Congrats to Dr. Hannah Jordt and team for her paper in Nature Ecology & Evolution on the emergence of multi-drug resistance!

Thibault Stalder is currently working on a project that involves the collection of nasal swabs from young sheep. The goal of the project is to aid in the creation of a vaccine to protect sheep against the Mycoplasma ovipneumoniae (Movi) bacteria. Read more about it on the IBEST website!

Congrats to Dr. Thibault Stalder and team for his paper in MBE on the evolution of plasmid persistence in biofilms!

Congrats to Clinton Elg for advancing to candidacy in the Bioinformatics and Computational Biology PhD program!

PhD student Clint Elg recently wrote a blog for the National Science Foundation (NSF) BEACON website entitled: “Using lessons from Facebook and fence-building to understand the evolution of deadly bacteria”. In it, he explains how his correlogy software is being used to help protein specialists at Michigan State University (MSU) and Tufts University to identify gene networks that contribute to the rise of deadly 7th Pandemic Vibrio cholerae.

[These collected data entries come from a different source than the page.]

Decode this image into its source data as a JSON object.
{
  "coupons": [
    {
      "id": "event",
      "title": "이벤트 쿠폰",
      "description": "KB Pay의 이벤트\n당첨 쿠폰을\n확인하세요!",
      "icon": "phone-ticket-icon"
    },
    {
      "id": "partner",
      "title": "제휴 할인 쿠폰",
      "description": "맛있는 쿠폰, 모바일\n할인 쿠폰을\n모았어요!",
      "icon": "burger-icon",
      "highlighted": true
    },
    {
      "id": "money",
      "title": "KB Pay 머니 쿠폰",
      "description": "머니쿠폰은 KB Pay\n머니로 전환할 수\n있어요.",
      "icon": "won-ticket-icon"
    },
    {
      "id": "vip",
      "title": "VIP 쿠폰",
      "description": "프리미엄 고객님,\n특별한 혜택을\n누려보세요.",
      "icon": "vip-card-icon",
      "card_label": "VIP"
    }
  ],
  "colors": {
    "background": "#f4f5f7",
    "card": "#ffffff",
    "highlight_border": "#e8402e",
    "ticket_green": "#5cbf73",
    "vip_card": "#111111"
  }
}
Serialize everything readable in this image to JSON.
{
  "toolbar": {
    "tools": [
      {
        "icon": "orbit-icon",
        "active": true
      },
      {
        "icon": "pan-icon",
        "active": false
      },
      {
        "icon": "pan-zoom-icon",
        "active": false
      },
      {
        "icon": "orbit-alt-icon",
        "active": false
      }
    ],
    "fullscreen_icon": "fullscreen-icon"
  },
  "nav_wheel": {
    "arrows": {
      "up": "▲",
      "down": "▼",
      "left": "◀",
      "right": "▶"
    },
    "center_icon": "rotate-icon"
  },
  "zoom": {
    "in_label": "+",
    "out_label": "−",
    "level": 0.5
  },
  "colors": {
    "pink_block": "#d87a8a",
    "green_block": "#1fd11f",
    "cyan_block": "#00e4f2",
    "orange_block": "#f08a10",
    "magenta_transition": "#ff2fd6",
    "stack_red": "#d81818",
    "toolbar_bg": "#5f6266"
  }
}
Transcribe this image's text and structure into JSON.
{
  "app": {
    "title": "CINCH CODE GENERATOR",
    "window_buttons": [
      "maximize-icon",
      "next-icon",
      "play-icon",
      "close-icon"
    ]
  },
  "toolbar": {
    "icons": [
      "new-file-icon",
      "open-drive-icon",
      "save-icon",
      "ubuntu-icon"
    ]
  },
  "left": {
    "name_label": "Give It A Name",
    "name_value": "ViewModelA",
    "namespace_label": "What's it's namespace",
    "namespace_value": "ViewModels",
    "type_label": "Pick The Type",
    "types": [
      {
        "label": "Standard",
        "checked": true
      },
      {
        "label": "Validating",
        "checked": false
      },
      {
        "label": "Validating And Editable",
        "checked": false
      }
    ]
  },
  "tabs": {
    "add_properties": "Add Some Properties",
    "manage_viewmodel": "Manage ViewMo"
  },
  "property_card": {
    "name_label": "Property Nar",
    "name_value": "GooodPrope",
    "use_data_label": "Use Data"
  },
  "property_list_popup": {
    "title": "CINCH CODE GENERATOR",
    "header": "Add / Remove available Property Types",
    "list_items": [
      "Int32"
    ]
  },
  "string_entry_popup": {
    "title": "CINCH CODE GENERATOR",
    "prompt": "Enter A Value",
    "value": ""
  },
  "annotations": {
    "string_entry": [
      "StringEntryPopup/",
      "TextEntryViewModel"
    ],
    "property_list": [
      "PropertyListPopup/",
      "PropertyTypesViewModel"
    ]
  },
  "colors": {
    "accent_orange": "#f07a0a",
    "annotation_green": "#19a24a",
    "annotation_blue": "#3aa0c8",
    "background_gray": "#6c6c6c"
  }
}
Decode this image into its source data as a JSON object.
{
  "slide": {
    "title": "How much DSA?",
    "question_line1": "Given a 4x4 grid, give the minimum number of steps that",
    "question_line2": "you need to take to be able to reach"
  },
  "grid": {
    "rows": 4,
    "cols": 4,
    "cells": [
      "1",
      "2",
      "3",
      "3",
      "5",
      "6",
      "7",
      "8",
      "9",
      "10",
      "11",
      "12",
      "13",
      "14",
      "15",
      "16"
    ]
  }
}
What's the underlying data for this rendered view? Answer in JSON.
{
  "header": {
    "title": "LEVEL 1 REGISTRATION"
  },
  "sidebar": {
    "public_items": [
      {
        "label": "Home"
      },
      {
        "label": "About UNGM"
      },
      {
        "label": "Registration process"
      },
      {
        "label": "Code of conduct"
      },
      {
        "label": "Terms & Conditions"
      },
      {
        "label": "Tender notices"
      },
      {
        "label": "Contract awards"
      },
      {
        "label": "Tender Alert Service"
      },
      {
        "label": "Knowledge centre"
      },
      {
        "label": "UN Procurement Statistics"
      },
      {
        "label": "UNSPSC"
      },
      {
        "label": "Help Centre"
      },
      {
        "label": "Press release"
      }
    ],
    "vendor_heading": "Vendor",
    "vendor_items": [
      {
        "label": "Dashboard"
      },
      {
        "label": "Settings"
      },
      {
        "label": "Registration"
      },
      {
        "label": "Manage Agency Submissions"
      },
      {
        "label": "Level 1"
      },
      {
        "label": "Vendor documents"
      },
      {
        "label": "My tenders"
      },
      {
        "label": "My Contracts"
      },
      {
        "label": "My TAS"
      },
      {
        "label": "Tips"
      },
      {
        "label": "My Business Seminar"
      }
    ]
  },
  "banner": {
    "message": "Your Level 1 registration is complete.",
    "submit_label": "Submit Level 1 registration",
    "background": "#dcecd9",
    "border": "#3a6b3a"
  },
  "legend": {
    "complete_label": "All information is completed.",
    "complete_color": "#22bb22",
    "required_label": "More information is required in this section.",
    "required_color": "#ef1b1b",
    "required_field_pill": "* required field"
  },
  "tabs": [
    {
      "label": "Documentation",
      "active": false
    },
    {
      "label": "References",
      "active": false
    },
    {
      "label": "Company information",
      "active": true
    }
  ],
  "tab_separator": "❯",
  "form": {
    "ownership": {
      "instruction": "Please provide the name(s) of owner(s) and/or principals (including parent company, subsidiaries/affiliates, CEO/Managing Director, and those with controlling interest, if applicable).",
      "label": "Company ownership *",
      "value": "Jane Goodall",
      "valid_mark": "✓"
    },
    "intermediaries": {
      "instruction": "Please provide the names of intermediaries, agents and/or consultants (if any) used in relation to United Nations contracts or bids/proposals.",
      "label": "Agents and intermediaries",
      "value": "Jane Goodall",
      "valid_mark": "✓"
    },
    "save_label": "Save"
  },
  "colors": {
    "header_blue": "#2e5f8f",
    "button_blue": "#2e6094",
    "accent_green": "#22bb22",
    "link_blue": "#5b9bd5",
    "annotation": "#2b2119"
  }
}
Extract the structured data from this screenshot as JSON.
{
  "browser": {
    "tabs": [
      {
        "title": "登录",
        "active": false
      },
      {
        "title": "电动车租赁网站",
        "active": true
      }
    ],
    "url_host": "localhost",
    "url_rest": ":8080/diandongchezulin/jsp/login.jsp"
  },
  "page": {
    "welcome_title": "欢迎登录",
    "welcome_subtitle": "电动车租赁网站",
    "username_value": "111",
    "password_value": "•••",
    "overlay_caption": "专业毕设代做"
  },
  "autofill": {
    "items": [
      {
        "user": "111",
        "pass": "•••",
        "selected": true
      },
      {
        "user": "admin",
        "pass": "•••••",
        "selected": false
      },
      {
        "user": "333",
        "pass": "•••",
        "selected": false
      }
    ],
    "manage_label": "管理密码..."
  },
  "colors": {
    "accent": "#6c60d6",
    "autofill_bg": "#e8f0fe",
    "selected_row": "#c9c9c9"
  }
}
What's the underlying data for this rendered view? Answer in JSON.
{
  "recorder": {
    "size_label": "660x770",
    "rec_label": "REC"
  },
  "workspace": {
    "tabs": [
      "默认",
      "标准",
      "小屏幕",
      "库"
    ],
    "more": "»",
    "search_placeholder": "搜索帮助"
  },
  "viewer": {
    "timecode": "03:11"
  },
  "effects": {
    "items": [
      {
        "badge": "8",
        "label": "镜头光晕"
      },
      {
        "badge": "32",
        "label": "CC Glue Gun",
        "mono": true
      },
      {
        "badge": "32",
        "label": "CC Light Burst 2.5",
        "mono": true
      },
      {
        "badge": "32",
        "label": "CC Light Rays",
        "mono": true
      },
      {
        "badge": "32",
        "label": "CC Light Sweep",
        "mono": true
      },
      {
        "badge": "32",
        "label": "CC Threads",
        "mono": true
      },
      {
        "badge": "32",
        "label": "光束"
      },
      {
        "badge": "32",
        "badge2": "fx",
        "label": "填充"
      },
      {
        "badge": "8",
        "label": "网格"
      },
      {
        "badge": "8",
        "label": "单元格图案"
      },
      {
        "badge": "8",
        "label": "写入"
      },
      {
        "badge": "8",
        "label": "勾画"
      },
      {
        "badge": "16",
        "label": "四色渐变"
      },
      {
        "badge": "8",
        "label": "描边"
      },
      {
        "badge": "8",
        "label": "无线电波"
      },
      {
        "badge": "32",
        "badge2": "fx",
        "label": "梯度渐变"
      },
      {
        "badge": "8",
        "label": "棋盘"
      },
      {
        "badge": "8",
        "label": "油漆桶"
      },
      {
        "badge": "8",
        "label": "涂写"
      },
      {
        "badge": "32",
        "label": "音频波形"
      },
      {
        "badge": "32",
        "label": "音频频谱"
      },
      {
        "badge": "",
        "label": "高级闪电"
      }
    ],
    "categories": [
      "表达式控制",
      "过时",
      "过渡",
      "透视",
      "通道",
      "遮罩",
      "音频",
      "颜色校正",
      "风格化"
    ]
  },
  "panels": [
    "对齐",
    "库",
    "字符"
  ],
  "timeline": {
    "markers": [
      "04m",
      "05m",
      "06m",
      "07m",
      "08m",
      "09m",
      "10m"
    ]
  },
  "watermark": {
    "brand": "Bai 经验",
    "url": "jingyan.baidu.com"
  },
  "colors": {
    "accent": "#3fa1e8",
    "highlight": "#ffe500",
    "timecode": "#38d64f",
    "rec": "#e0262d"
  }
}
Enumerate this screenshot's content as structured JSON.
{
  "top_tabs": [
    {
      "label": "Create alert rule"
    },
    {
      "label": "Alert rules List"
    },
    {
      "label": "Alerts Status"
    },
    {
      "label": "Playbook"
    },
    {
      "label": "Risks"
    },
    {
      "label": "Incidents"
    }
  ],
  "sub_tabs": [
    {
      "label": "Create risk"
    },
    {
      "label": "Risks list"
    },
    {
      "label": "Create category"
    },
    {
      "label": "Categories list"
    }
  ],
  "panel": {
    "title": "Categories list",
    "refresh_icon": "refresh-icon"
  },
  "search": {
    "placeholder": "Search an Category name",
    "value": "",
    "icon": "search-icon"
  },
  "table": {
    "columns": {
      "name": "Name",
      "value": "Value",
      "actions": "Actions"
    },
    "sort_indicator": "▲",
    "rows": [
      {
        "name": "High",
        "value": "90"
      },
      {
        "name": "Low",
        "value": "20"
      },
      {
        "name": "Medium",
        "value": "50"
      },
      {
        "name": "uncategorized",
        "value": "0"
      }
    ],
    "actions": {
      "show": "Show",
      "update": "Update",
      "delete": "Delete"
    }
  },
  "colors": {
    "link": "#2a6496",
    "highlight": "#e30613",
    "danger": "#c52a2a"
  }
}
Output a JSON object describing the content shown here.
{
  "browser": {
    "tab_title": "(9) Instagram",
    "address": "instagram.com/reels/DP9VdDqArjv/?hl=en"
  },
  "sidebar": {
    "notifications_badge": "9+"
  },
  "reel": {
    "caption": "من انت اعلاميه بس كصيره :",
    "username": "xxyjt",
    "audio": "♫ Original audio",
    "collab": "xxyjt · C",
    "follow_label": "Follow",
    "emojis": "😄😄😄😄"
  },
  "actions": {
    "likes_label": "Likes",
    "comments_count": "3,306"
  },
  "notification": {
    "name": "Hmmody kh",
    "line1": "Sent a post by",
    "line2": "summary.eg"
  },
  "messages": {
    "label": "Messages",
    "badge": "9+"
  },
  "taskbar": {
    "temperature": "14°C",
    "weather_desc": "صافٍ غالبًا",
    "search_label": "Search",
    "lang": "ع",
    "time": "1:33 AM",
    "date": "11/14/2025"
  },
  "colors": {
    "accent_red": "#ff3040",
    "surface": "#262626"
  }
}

This past summer was full of traveling for our lab as our lab members attended three different conferences to share updates on their latest research projects. Our lab members attended the Gordon research conference on Microbial Population Biology (Eva, Thibault, and Clint), Multi-omics for Microbiomes Conference (Thibault and Chava), and  ASM-Microbe (Thibault) to present on the following research topics.

Thibault: Usage of proximity-ligation (Hi-C) to determine hosts of anitbiotic resistance genes and mobile genetic elements in microbiomes.
Clint: Compensatory deletion of putative methylation gene increases plasmid persistence in absence of selective pressure.
Chava: Usage of the Hi-C method to detect plasmid-host associations in soil.

Congrats to Thibault Stalder for his recently accepted paper in ISME J on using Hi-C to link plasmids and antibiotic resistance genes to their bacterial hosts in a wastewater microbiome! His paper was also recently featured on an article in BioSpace!

Congrats to Clinton Elg for obtaining a prestigious NSF graduate research fellowship!

Congrats to undergraduate researchers Aaron Law and Sue Winger for graduating and winning the Undergraduate Research Award and one of the dean’s awards in the College of Science!